Lucia Nacciarone
Con la sentenza n. 170 dell’11 giugno 2014 i giudici della Consulta hanno dichiarato incostituzionali le norme della Legge n. 164/1982 che dispongono lo scioglimento del matrimonio e la cessazione degli effetti civili dello stesso quando uno dei due coniugi cambi sesso.
La legislazione vigente, quindi, finora non approntava alcun tipo tutela per la famiglie che da eterosessuali diventavano omosessuali, magari col consenso di entrambi sia all’operazione per cambiare sesso, che alla continuazione della convivenza.
Ma i giudici costituzionali hanno sostenuto che anche se la coppia non è più eterosessuale merita comunque protezione come ‘forma di comunità’, connotata dalla stabile convivenza tra due persone; sul punto, è stato sollecitato l’intervento del legislatore attraverso la regolamentazione dei pacts, ossia le convivenze omosessuali registrate.
Infatti, osserva il giudice delle leggi, la sentenza di rettificazione del sesso si risolve in una sorta di divorzio imposto dalla legge che toglie libertà di autodeterminazione alle coppie rispetto al mutamento intervenuto.
Se la coppia volesse mantenere la convivenza od il legame giuridico, ciò non sarebbe possibile, perché la legge del 1982 tutela solo l’interesse dello Stato (a che le famiglie siano formate da coppie eterosessuali), penalizzando l’interesse dei singoli.
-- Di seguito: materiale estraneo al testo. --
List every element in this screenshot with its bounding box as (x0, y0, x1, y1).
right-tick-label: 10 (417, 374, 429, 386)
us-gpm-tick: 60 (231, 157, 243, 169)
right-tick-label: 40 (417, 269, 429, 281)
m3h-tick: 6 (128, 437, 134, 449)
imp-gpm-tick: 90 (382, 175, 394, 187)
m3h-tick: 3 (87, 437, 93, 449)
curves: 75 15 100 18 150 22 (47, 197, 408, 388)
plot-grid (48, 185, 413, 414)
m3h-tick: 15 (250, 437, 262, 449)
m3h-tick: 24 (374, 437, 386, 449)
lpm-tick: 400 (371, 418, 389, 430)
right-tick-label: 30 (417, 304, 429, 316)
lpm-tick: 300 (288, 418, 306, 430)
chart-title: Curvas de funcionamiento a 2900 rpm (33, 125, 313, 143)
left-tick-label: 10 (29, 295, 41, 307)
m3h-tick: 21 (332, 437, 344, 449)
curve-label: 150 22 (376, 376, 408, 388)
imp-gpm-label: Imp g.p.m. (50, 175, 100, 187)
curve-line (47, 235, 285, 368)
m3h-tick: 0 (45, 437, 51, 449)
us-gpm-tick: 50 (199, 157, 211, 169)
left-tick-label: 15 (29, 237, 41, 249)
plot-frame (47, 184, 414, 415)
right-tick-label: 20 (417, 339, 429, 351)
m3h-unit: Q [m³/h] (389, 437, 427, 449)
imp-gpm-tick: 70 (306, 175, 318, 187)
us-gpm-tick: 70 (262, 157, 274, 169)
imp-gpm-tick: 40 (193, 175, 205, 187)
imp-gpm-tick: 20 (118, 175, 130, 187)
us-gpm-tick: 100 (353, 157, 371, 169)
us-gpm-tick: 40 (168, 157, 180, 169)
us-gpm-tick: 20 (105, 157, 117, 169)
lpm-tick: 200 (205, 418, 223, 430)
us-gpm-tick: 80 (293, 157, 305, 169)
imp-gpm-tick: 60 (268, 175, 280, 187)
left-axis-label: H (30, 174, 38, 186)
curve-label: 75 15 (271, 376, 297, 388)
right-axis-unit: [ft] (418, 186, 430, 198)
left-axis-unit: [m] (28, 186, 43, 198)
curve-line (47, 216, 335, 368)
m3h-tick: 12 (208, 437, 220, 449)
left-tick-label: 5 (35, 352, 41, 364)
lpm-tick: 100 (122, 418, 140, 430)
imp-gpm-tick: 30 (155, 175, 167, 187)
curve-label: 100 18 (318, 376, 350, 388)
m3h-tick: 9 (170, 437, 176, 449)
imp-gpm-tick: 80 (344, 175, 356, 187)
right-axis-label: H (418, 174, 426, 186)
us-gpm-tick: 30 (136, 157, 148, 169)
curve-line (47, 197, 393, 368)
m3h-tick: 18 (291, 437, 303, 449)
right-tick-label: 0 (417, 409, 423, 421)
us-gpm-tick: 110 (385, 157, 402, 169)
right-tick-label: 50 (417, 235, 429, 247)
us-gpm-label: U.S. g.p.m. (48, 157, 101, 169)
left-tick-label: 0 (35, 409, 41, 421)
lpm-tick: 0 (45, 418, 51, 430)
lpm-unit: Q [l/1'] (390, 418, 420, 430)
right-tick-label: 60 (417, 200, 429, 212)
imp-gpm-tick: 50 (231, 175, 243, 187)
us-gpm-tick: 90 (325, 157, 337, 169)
La normativa è pertanto incostituzionale perché chiusa ad una possibile tutela della coppia come forma di comunità ‘idonea a consentire e favorire il libero sviluppo della persona nella vita di relazione’.
Si auspica quindi l’intervento di una legge che regolamenti tali fattispecie in sostituzione a quella illegittima, introducendo magari una forma alternativa e diversa dal matrimonio che consenta ai due coniugi di evitare il passaggio da uno stato di massima protezione giuridica ad una condizione, su tale piano, di assoluta indeterminatezza.